Quanto aos retornos de ações, a pesquisa comprova que, de fato, empresas mais restringidas, de maior risco sistemático, apresentam retornos maiores. Isso ocorre tanto em uma análise univariada (comparando apenas empresas separadas por serem pouco ou muito restringidas) como multivariada (unindo restrição financeira com tamanho).

Segundo estudos anteriores, empresas com maiores relações Preço/Valor Patrimonial investem mais. Nesse estudo, constatou que empresas que investem menos possuem menores relações Preço/Capital. Assim, pode-se dizer que empresas mais restringidas, que investem menos, valem menos. (Na verdade, é "menores relações Valor Patrimonial/Preço", mas estou mais acostumado com o modo como escrevi).

Comentário meu: A implicação disso tudo não é “oba, vamos ganhar dinheiro com empresas pouco flexíveis”. Tudo o que se afirma é que empresas pouco flexíveis são mais arriscadas e, assim, apresentam, em média, maiores retornos ao longo do tempo. Há quem preferia mais risco, há quem prefira menos. O risco está na possibilidade de que essa relação não se observe em determinado período (em um momento bom, essas empresas podem ter desempenho pior) e há o risco de acontecerem recessões (que levam a perdas maiores).

Discussão dos dois textos
Um pequeno tópico em comum com os dois textos. Um texto fala de ações-loterias e outro de ações com risco financeiro elevado (embora apenas de passagem). O primeiro conclui, a partir da própria pesquisa, que as ações-loterias desempenham pior do que as demais ações e o segundo, através de referência bibliográfica, afirma que o retorno de ações com risco financeiro é negativo.

Em geral, não deveria-se esperar retornos abaixo do retorno ajustado ao risco como uma regra para qualquer tipo de empresa. Empresas com essas características, em dificuldades financeiras, podem ser uma exceção. Uma avaliação por fluxo de caixa descontado pode resultar em valores negativos se os fluxos de caixa esperados forem negativos (nada obriga que os fluxos de caixa das empresas uma hora se tornem positivos). Fluxos de caixa negativo significam ou que os acionistas devem aportar recursos para pagar as obrigações da companhia ou que o caixa deve ser usado para isso (não existem dividendos negativos). O próprio valor contábil e o valor de liquidação podem ser negativos, ou espera-se que em breve sejam.

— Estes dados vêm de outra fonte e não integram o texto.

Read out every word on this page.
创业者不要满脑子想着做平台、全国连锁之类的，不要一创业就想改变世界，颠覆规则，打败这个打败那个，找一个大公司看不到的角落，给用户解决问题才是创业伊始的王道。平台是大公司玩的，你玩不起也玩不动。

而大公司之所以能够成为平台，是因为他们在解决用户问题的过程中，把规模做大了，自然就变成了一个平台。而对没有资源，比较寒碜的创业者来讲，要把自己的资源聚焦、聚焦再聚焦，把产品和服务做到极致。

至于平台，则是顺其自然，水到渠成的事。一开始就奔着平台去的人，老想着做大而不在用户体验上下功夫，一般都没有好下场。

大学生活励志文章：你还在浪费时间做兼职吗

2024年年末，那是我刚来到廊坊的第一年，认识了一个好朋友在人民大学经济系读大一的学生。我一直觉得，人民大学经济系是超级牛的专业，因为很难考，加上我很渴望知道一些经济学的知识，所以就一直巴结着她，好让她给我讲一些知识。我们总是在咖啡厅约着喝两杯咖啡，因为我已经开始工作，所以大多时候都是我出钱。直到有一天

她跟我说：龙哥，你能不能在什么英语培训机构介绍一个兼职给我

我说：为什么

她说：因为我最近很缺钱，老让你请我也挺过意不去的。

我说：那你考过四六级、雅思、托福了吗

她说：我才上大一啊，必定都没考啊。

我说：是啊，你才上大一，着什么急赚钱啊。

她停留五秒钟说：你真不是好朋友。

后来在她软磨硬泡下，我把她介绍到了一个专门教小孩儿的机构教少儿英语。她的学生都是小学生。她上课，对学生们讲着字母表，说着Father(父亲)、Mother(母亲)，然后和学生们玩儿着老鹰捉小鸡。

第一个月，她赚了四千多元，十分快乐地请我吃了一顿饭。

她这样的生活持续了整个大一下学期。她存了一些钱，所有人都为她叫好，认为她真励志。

Brinca-se que ações com alta volatilidade se parecem com opções. Pois, em verdade, podem ser avaliadas dessa forma, como Opções Reais. O valor dessa empresa não deriva de seus fluxos de caixa esperados (que podem ser negativos), mas da possibilidade de que se tornem positivos (uma possibilidade baixa) ou de que haja alguma reviravolta. Na média, nada disso acontecerá e os retornos serão negativos ou abaixo do retorno ajustado ao risco.

Uma empresa que precise, para evitar a concordata, pagar sua dívida em três trimestres sem que tenha condições de fazê-lo agora pode ainda conseguir pagar a dívida em três meses. Mas a cada dia que passa sem que isso aconteça, as chances diminuem. Nisso, parece-se com opções.